³ Department of Cardiology, The First Affiliated Hospital with Nanjing Medical University, Nanjing, China.

Abstract

Background: The occurrence of proteinuria is one of the evaluation indicators of transplanted kidney damage and becomes an independent risk factor for poor prognosis after kidney transplantation. Our research sought to understand these potential associations and detect the underlying impact of single-nucleotide polymorphisms (SNPs) on proteinuria in kidney transplant recipients. Materials and Methods: There were 200 recipients enrolled in this study, from which blood samples were extracted for SNP mutation-related gene detection. RNA sequencing was performed in kidney tissues after kidney transplantation, and the significantly differentially expressed genes (DEGs) were analyzed between the control group and the proteinuria group. Then, the intersection of genes with SNP mutations and DEGs was conducted to obtain the target genes. Multiple genetic models were used to investigate the relationship between SNPs and proteinuria. In addition, the effect of SNP mutation in the target gene was further validated in human renal podocytes. Results: According to the sequencing results, 26 significant SNP mutated genes and 532 DEGs were found associated with proteinuria after kidney transplantation. The intersection of SNP mutated genes and DEGs showed that the Toll-like receptor 2 (TLR2) gene was significantly increased in the transplanted renal tissues of patients with proteinuria after kidney transplantation, which was consistent with the results of immunohistochemical staining. Further inheritance model results confirmed that mutations at rs3804099 of the TLR2 gene had significant influence on the occurrence of proteinuria after kidney transplantation.

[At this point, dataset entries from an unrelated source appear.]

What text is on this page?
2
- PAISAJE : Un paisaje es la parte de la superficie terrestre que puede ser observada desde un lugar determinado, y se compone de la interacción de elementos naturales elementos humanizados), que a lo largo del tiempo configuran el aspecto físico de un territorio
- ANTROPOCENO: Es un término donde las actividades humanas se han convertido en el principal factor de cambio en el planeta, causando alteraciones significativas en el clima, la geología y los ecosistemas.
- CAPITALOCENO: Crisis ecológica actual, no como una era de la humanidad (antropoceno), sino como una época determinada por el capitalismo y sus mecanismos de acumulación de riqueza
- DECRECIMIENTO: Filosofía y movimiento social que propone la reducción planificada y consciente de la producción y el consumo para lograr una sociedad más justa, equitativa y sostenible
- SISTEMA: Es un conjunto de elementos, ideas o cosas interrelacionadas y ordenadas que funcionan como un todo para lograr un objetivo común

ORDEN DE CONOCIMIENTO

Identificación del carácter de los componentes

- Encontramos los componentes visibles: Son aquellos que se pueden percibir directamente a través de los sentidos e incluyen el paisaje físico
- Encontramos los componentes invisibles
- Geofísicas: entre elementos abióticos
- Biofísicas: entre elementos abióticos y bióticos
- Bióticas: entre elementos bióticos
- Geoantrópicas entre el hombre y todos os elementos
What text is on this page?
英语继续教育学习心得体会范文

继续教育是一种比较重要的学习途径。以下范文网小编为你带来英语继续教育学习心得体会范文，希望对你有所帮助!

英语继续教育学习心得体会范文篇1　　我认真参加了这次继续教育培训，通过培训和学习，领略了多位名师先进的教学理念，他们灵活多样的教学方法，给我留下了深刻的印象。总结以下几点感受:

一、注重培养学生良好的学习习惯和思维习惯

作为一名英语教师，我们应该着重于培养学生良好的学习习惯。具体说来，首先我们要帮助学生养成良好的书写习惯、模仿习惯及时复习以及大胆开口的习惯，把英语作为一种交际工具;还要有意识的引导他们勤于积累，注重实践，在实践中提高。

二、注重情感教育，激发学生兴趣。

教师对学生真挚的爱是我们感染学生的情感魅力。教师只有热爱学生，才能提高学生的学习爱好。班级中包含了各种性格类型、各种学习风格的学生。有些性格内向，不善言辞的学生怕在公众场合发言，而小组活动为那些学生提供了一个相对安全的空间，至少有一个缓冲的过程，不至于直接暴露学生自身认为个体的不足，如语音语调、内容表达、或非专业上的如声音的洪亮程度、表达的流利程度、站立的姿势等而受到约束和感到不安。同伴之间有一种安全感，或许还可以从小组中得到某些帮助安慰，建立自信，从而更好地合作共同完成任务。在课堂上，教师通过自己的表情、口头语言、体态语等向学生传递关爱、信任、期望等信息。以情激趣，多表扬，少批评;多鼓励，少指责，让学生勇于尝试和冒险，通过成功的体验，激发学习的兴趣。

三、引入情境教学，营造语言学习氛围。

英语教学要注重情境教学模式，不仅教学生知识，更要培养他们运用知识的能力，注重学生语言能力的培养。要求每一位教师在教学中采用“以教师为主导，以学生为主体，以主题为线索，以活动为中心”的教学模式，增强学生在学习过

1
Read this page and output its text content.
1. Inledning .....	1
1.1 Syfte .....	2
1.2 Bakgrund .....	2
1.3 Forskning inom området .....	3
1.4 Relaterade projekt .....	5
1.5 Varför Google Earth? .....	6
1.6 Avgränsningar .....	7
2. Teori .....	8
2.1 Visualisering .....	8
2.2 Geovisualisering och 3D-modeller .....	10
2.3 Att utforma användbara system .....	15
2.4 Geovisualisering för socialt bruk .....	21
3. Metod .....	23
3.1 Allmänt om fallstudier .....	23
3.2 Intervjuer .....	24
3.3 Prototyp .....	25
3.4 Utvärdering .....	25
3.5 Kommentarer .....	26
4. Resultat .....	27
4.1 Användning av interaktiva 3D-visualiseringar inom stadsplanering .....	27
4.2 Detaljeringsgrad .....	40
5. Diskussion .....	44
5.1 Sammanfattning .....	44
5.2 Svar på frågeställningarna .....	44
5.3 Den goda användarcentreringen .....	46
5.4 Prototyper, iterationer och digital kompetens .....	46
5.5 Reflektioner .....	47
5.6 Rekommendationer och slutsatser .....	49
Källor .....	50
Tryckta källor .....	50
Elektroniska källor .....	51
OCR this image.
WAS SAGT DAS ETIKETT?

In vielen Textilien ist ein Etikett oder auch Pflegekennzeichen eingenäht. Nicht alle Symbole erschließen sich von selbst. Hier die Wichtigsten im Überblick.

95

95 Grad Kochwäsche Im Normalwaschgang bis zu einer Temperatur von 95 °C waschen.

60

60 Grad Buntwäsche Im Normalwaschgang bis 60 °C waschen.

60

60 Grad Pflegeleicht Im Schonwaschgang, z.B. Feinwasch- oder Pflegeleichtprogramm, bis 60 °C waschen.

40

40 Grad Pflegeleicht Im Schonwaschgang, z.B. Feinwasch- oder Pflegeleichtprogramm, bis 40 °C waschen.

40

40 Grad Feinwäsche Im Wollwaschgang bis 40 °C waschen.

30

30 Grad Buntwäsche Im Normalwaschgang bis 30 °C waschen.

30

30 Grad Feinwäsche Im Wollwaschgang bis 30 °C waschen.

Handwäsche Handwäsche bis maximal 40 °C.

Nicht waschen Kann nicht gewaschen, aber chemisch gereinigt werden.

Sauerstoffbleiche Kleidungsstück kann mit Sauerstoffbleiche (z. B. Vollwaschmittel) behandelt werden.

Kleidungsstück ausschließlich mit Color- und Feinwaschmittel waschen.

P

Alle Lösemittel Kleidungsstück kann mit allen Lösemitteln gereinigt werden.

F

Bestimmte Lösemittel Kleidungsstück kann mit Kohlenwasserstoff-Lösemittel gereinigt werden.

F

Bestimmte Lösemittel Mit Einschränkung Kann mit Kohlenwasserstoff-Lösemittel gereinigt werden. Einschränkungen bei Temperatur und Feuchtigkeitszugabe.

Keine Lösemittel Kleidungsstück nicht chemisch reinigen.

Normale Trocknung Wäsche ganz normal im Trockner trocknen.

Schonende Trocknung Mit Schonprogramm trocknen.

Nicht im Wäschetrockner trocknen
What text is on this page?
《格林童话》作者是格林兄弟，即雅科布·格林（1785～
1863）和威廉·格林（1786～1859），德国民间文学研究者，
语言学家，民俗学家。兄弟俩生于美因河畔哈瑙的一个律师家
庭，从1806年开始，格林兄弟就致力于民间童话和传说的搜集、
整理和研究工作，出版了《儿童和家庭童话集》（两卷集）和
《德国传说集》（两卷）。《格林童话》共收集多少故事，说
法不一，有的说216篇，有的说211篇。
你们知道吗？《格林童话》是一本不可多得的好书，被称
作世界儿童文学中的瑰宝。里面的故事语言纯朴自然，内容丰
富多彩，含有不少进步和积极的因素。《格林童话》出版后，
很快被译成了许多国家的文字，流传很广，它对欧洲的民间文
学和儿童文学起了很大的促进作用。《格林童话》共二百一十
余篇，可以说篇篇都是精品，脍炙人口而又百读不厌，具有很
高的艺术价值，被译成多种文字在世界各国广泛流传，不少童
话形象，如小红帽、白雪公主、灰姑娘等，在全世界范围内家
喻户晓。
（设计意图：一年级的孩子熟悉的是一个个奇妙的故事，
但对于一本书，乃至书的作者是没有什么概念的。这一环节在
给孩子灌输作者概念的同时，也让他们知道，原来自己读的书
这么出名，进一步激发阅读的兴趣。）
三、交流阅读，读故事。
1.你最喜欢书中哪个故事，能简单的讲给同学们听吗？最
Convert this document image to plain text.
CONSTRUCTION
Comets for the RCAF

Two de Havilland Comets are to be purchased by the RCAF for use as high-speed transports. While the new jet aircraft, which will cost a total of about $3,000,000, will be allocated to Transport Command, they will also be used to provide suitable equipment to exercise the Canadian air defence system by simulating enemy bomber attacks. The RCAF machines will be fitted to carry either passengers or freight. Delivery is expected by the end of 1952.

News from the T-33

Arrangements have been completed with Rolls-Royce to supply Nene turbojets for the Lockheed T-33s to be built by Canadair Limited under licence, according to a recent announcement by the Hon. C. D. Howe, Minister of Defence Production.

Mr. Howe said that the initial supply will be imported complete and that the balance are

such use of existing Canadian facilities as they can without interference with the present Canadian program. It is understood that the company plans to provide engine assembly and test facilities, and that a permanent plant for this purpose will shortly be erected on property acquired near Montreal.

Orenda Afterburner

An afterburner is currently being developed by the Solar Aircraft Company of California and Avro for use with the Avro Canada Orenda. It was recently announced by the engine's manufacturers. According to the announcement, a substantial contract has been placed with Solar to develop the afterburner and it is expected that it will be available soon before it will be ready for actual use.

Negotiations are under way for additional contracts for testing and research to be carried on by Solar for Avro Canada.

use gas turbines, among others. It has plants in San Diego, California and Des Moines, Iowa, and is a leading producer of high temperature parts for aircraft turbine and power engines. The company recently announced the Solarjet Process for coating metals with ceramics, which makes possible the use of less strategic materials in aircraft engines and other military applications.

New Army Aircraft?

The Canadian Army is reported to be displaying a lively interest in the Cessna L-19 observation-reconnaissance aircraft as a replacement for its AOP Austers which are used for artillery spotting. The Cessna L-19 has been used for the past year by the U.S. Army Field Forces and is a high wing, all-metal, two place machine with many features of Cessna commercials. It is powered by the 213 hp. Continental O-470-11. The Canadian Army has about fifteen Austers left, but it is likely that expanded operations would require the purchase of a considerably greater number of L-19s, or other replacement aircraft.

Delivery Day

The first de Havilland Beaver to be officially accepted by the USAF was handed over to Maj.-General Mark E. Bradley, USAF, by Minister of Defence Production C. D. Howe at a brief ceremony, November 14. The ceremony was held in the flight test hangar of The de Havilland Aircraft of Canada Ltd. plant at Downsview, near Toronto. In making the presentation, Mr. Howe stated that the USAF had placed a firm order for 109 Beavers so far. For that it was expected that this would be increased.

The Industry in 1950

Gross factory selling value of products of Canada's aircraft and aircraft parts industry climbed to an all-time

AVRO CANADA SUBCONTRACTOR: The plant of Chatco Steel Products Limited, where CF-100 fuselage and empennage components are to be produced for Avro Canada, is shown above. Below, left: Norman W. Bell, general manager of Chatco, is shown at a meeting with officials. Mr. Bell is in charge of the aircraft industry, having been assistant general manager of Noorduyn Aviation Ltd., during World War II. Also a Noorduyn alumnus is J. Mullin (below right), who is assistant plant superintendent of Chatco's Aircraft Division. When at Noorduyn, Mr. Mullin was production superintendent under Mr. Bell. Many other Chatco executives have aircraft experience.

In the in vitro validation, we found that, after the mutation of rs3804099 on the TLR2 gene, the protein expressions of podocalyxin and nephrin in podocytes were significantly decreased, while the protein expressions of desmin and apoptosis markers were significantly increased. The results of flow cytometry also showed that the mutation of rs3804099 on the TLR2 gene significantly increased the apoptotic rate of podocytes. Conclusion: Our study suggested that the mutation of rs3804099 on the TLR2 gene was significantly related to the generation of proteinuria after kidney transplantation. Our data provide insights into the prediction of proteinuria and may imply potential individualized therapy for patients after kidney transplantation.

Keywords: Toll-like receptor 2; high-throughput sequencing; kidney transplantation; proteinuria; single-nucleotide polymorphisms.